The exception method is a good approach, but whether it is a viable solution or not depends how your application is laid out.

> At least, as far as I’m aware, FastCGI doesn’t handle multiple requests scripts at once - rather, it handles them in succession. If the process is terminated, a new one starts up and the scripts after the one calling the exit will be passed to this new process. Correct me if I’m wrong.

i have no idea if the fastcgi process handles page requests in an interleaved fashion or sequentially.

anyway, seeing as exits leave errors in the log and are wasteful of resources, i should get rid of exits somehow. i didn’t think/realise exit() would do that to fastcgi, in fact, when i wrote the code i wasn’t really aware of fastcgi or that it was going to be used on the system i was running code on. now i know :slight_smile:

ok, thanks.

:nono: The main problem is that return and exit are not functions. They are language statements. You do not have to put () after either of them, and putting () after return is highly unusual.

Exit isn’t the problem. If you have a shutdown process, create a shutdown function that executes that process and ends with a call to exit.

The reason you are seeing 500 errors in the access log is that any argument to exit other than 0 or void may be interpreted by the handler as an error status. mod_php just returns the string passed and leaves the headers unaffected. It looks like that isn’t the case with CGI. PHP Sapi returns the string exit gives to the OS as an exit code, and in Linux at least any exit code other than 0 is an error code.

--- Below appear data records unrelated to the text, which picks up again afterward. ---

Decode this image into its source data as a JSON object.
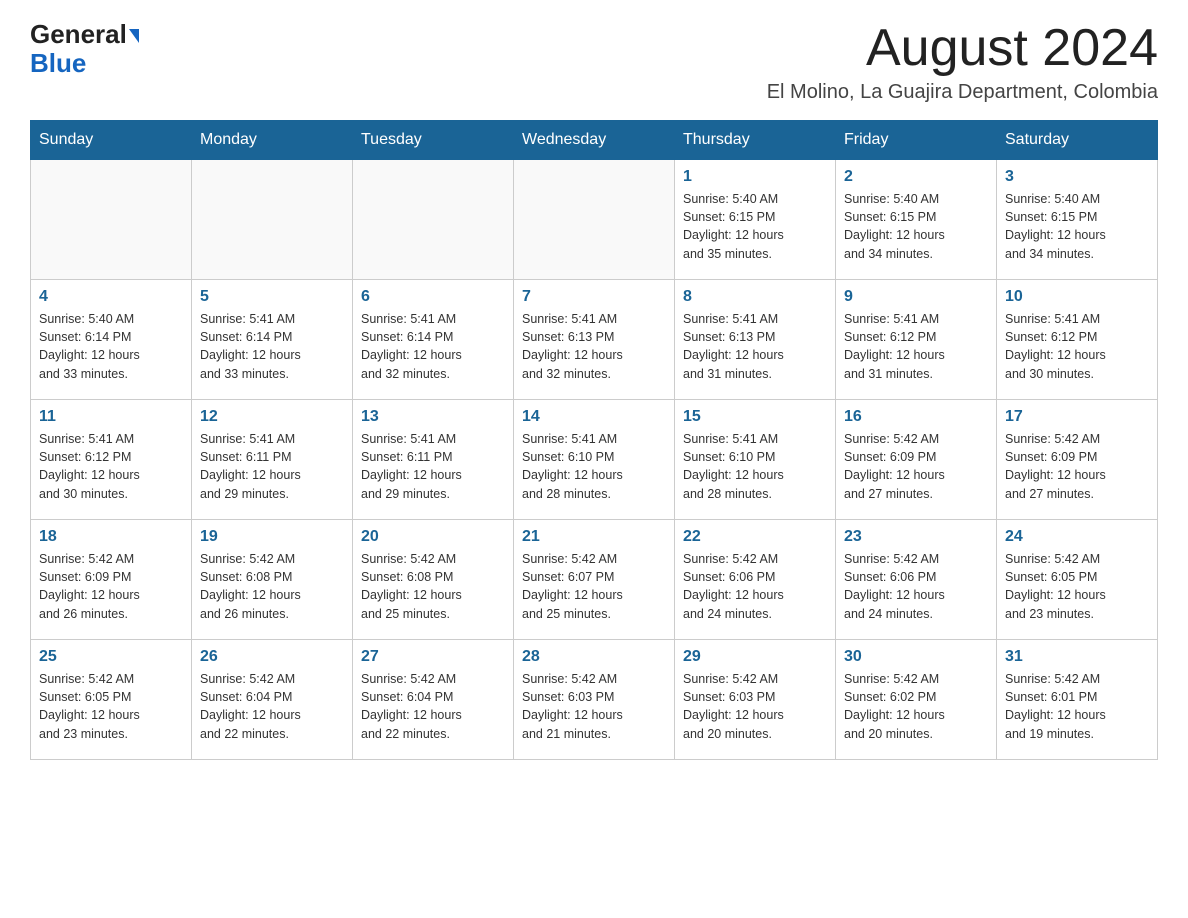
{
  "header": {
    "logo_text_general": "General",
    "logo_text_blue": "Blue",
    "month_title": "August 2024",
    "location": "El Molino, La Guajira Department, Colombia"
  },
  "days_of_week": [
    "Sunday",
    "Monday",
    "Tuesday",
    "Wednesday",
    "Thursday",
    "Friday",
    "Saturday"
  ],
  "weeks": [
    [
      {
        "day": "",
        "info": ""
      },
      {
        "day": "",
        "info": ""
      },
      {
        "day": "",
        "info": ""
      },
      {
        "day": "",
        "info": ""
      },
      {
        "day": "1",
        "info": "Sunrise: 5:40 AM\nSunset: 6:15 PM\nDaylight: 12 hours\nand 35 minutes."
      },
      {
        "day": "2",
        "info": "Sunrise: 5:40 AM\nSunset: 6:15 PM\nDaylight: 12 hours\nand 34 minutes."
      },
      {
        "day": "3",
        "info": "Sunrise: 5:40 AM\nSunset: 6:15 PM\nDaylight: 12 hours\nand 34 minutes."
      }
    ],
    [
      {
        "day": "4",
        "info": "Sunrise: 5:40 AM\nSunset: 6:14 PM\nDaylight: 12 hours\nand 33 minutes."
      },
      {
        "day": "5",
        "info": "Sunrise: 5:41 AM\nSunset: 6:14 PM\nDaylight: 12 hours\nand 33 minutes."
      },
      {
        "day": "6",
        "info": "Sunrise: 5:41 AM\nSunset: 6:14 PM\nDaylight: 12 hours\nand 32 minutes."
      },
      {
        "day": "7",
        "info": "Sunrise: 5:41 AM\nSunset: 6:13 PM\nDaylight: 12 hours\nand 32 minutes."
      },
      {
        "day": "8",
        "info": "Sunrise: 5:41 AM\nSunset: 6:13 PM\nDaylight: 12 hours\nand 31 minutes."
      },
      {
        "day": "9",
        "info": "Sunrise: 5:41 AM\nSunset: 6:12 PM\nDaylight: 12 hours\nand 31 minutes."
      },
      {
        "day": "10",
        "info": "Sunrise: 5:41 AM\nSunset: 6:12 PM\nDaylight: 12 hours\nand 30 minutes."
      }
    ],
    [
      {
        "day": "11",
        "info": "Sunrise: 5:41 AM\nSunset: 6:12 PM\nDaylight: 12 hours\nand 30 minutes."
      },
      {
        "day": "12",
        "info": "Sunrise: 5:41 AM\nSunset: 6:11 PM\nDaylight: 12 hours\nand 29 minutes."
      },
      {
        "day": "13",
        "info": "Sunrise: 5:41 AM\nSunset: 6:11 PM\nDaylight: 12 hours\nand 29 minutes."
      },
      {
        "day": "14",
        "info": "Sunrise: 5:41 AM\nSunset: 6:10 PM\nDaylight: 12 hours\nand 28 minutes."
      },
      {
        "day": "15",
        "info": "Sunrise: 5:41 AM\nSunset: 6:10 PM\nDaylight: 12 hours\nand 28 minutes."
      },
      {
        "day": "16",
        "info": "Sunrise: 5:42 AM\nSunset: 6:09 PM\nDaylight: 12 hours\nand 27 minutes."
      },
      {
        "day": "17",
        "info": "Sunrise: 5:42 AM\nSunset: 6:09 PM\nDaylight: 12 hours\nand 27 minutes."
      }
    ],
    [
      {
        "day": "18",
        "info": "Sunrise: 5:42 AM\nSunset: 6:09 PM\nDaylight: 12 hours\nand 26 minutes."
      },
      {
        "day": "19",
        "info": "Sunrise: 5:42 AM\nSunset: 6:08 PM\nDaylight: 12 hours\nand 26 minutes."
      },
      {
        "day": "20",
        "info": "Sunrise: 5:42 AM\nSunset: 6:08 PM\nDaylight: 12 hours\nand 25 minutes."
      },
      {
        "day": "21",
        "info": "Sunrise: 5:42 AM\nSunset: 6:07 PM\nDaylight: 12 hours\nand 25 minutes."
      },
      {
        "day": "22",
        "info": "Sunrise: 5:42 AM\nSunset: 6:06 PM\nDaylight: 12 hours\nand 24 minutes."
      },
      {
        "day": "23",
        "info": "Sunrise: 5:42 AM\nSunset: 6:06 PM\nDaylight: 12 hours\nand 24 minutes."
      },
      {
        "day": "24",
        "info": "Sunrise: 5:42 AM\nSunset: 6:05 PM\nDaylight: 12 hours\nand 23 minutes."
      }
    ],
    [
      {
        "day": "25",
        "info": "Sunrise: 5:42 AM\nSunset: 6:05 PM\nDaylight: 12 hours\nand 23 minutes."
      },
      {
        "day": "26",
        "info": "Sunrise: 5:42 AM\nSunset: 6:04 PM\nDaylight: 12 hours\nand 22 minutes."
      },
      {
        "day": "27",
        "info": "Sunrise: 5:42 AM\nSunset: 6:04 PM\nDaylight: 12 hours\nand 22 minutes."
      },
      {
        "day": "28",
        "info": "Sunrise: 5:42 AM\nSunset: 6:03 PM\nDaylight: 12 hours\nand 21 minutes."
      },
      {
        "day": "29",
        "info": "Sunrise: 5:42 AM\nSunset: 6:03 PM\nDaylight: 12 hours\nand 20 minutes."
      },
      {
        "day": "30",
        "info": "Sunrise: 5:42 AM\nSunset: 6:02 PM\nDaylight: 12 hours\nand 20 minutes."
      },
      {
        "day": "31",
        "info": "Sunrise: 5:42 AM\nSunset: 6:01 PM\nDaylight: 12 hours\nand 19 minutes."
      }
    ]
  ]
}
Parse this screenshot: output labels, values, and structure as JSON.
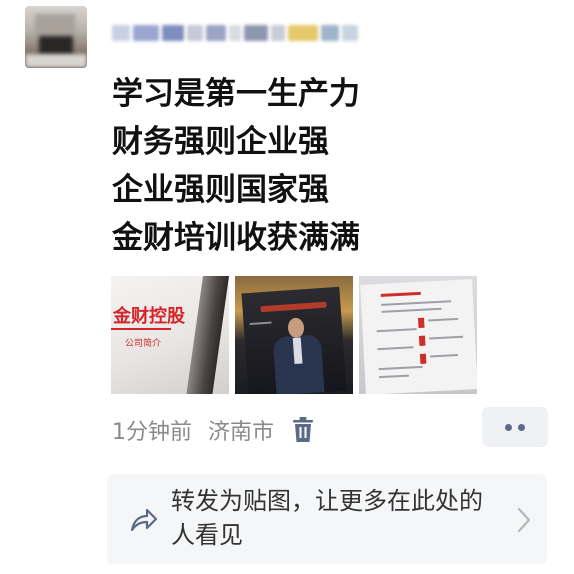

Best practice is to never have a string after exit unless you are certain you want the handler to consider the situation to be an error condition and log it appropriately. Even that is hit or miss since different handlers can be configured to react differently.

Now for the part where I walk gingerly to try not to come off as a jerk though there’s no easy way to say this politely. In your first post you erroneously called two key statements of the language functions. This means you really need to go back and read the manual some more, because there is a world of difference between statements and functions both in scope and purpose. You need to sort this out now before it causes more problems for you.

The main difference between statements and functions is that statements do not have to have any of their arguments (if they even have any) in parenthesis.

exit;
return;

Each of those is valid.

exit ‘time to go’;
return 'a string;

This is valid. Parenthesis can be used because they are a grouping operator.